A Regulatory Gap: The flawed definition of the HDHP

One key decision when selecting a health insurance plan is whether to couple it with a Health Savings Account (HSA). In today’s market, health insurance plans are passing on a larger share of costs to consumers (more high deductible health plans available for purchase). HSAs were created in 2003 so individuals covered by these high deductible plans could receive tax-preferred treatment of money saved for medical expenses. HSA enrollments have grown 15% per year since 2011, and in 2014, 17.4 million Americans had enrolled in HSAs. This represents 6.2% of the total insured population of 280 million people.

Money put into an HSA can only be used for eligible medical expenses, and because of this, that money is not taxed. As of 2015-2016, individuals can contribute up to $3,350/year, tax-free to a HSA. HSAs represent an intelligent investment option, particularly for people who know they’ll have large medical expenses in a given year, i.e. have a chronic illness or plan to become pregnant. But, HSAs aren't only a vehicle for reducing taxes in a given year -- money invested in a HSA can grow over time as a secondary retirement benefit. Accumulated HSA balances can be spent on care as you age, such as premium payments on certain Medicare supplemental plans once you're over 65.

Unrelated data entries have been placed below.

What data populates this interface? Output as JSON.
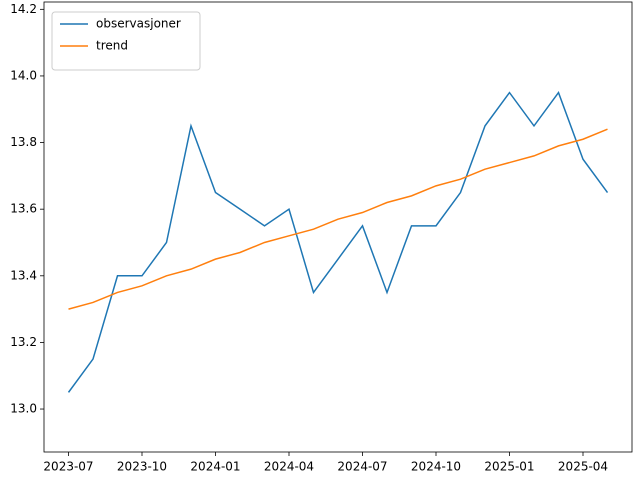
{
  "chart_data": {
    "type": "line",
    "x": [
      "2023-07",
      "2023-08",
      "2023-09",
      "2023-10",
      "2023-11",
      "2023-12",
      "2024-01",
      "2024-02",
      "2024-03",
      "2024-04",
      "2024-05",
      "2024-06",
      "2024-07",
      "2024-08",
      "2024-09",
      "2024-10",
      "2024-11",
      "2024-12",
      "2025-01",
      "2025-02",
      "2025-03",
      "2025-04",
      "2025-05"
    ],
    "series": [
      {
        "name": "observasjoner",
        "color": "#1f77b4",
        "values": [
          13.05,
          13.15,
          13.4,
          13.4,
          13.5,
          13.85,
          13.65,
          13.6,
          13.55,
          13.6,
          13.35,
          13.45,
          13.55,
          13.35,
          13.55,
          13.55,
          13.65,
          13.85,
          13.95,
          13.85,
          13.95,
          13.75,
          13.65
        ]
      },
      {
        "name": "trend",
        "color": "#ff7f0e",
        "values": [
          13.3,
          13.32,
          13.35,
          13.37,
          13.4,
          13.42,
          13.45,
          13.47,
          13.5,
          13.52,
          13.54,
          13.57,
          13.59,
          13.62,
          13.64,
          13.67,
          13.69,
          13.72,
          13.74,
          13.76,
          13.79,
          13.81,
          13.84
        ]
      }
    ],
    "xlim": [
      "2023-06",
      "2025-06"
    ],
    "xticks": [
      "2023-07",
      "2023-10",
      "2024-01",
      "2024-04",
      "2024-07",
      "2024-10",
      "2025-01",
      "2025-04"
    ],
    "ylim": [
      12.871,
      14.222
    ],
    "yticks": [
      {
        "value": 13,
        "label": "13.0"
      },
      {
        "value": 13.2,
        "label": "13.2"
      },
      {
        "value": 13.4,
        "label": "13.4"
      },
      {
        "value": 13.6,
        "label": "13.6"
      },
      {
        "value": 13.8,
        "label": "13.8"
      },
      {
        "value": 14,
        "label": "14.0"
      },
      {
        "value": 14.2,
        "label": "14.2"
      }
    ],
    "legend": "upper left"
  }
}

Qualifying for an HSA - The Flawed Definition of the HDHP

There is a big caveat to enrolling in an HSA – the health care plan a consumer chooses has to qualify as a High Deductible Health Plan (HDHP). For 2015, a plan qualifies as a HDHP if the individual deductible is more than $1,300 and the individual out-of-pocket maximum (OOP max) is less than $6,450.

We discovered an important problem in the HDHP definition and its application to HSAs. The Affordable Care Act allows for plans with OOP maxes of up to $6,600. With incredibly high deductibles and OOP maxes, these plans – the plans which offer the least coverage – do not qualify as HDHPs! Because their OOP maxes are too high, their holders cannot contribute tax-free money to an HSA.

To demonstrate this point, we looked at plan data from the 24 states we currently offer coverage in. The chart below plots OOP maxes against deductibles – the colored points represent a plan’s metal tier, while the dotted lines represent the threshold values in the definition of a HDHP.

The plans in the upper right quadrant (red) are the HSA-excluded plans: their OOP maxes are too high to meet the HDHP definition. The plans in the lower right quadrant (green) are the ones defined as "High Deductible Health Plans.” Note: this quadrant includes many silver and even gold plans, generally better and more expensive than bronze plans. Many of these silver and gold plans qualify for HSAs, whereas many bronze and catastrophic plans don't.

A Regulatory Gap

Most of the HSA-excluded plans are bronze and catastrophic. Generally, people short on cash or young-and-invincibles buy these plans – people who want to be covered in case of a disaster, but can’t afford (or don’t need) better care. Since the HSA’s core purpose is to alleviate costs for people who can only afford the highest deductible plans, excluding the worst plans from utilizing a HSA is extremely counterproductive.

What should be done? The current HDHP definition creates a regulatory gap that must be closed. In analyzing the plan purchasing behavior of Americans, we found that this seemingly accidental gap in qualifying plans may be leaving up to 26% of Americans without an HSA – most likely the Americans that could benefit from one the most. We must change the definition of a HDHP to give HSA access to those who it was designed for and those who need it – specifically, we must include all plans up to the maximum allowable OOP amount in the HDHP definition. To eliminate this regulatory gap in 2016, plans with OOP maxes up to $6,850 should be defined as HDHPs. We're calling on coordination between the IRS and HHS to align guidance on HDHPs as they finalize their 2016 qualifications.